Event and Place are valid Schema.org types and Google parses both. Whether enhanced result tiles render varies by query intent and competition, but the structured data improves entity resolution and underpins knowledge-panel eligibility.

 

Store an array of county codes in the row. A list mapping on the base template renders each county chip with its own internal link, and the canonical URL stays anchored to the primary county so the slug strategy does not fragment by jurisdiction.

 

Yes. Adjust the row in the source export and SleekRank reflects the new totals on the next cache refresh. A revision history column lets the base page expose the change log via a list mapping for transparency on amended records.

 

Yes.
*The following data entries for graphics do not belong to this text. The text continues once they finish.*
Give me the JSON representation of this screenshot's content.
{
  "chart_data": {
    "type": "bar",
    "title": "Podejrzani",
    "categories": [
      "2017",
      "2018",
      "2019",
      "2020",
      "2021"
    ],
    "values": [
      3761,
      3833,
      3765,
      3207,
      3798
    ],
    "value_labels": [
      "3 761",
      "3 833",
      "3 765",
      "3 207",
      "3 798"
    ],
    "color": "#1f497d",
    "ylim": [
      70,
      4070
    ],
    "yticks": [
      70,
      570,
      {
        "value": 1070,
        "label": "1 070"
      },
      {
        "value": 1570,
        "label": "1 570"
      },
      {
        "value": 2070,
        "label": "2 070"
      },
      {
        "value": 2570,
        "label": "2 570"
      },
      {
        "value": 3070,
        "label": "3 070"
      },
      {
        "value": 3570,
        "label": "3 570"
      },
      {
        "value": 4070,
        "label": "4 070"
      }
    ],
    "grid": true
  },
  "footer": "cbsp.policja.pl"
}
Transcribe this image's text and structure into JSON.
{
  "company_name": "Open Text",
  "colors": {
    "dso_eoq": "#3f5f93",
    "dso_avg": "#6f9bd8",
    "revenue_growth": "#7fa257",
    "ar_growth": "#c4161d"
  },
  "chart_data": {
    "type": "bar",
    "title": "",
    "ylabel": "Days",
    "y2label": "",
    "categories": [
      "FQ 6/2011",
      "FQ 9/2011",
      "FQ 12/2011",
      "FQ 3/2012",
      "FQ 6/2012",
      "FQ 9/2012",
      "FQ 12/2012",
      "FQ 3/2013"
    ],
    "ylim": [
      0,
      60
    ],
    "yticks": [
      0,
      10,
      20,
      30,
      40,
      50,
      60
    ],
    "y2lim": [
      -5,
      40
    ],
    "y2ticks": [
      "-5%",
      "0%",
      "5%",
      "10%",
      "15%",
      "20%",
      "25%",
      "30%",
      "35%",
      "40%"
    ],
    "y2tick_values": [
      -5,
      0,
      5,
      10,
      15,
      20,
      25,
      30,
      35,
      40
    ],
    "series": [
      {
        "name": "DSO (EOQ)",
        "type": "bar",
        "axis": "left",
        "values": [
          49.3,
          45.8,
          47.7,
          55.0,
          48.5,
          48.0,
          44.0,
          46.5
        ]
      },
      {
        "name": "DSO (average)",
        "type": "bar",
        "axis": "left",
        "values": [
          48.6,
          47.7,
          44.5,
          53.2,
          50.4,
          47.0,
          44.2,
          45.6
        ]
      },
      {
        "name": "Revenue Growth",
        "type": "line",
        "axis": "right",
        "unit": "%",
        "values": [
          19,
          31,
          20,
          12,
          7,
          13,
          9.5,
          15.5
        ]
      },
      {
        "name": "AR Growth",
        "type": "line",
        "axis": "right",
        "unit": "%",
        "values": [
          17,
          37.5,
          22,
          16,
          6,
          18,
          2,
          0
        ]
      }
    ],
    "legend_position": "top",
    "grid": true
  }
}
Store an array of source region identifiers in the row. A list mapping renders each one with its own panel, and the schema mapping carries the primary source region into structured data so entity resolution stays clean across multi-actor records.

 

Keep the original record name at the time of occurrence in the row. Add a current-name column for succession. The base page renders both, and a related-events grid filtered by current name gives readers continuity across renaming.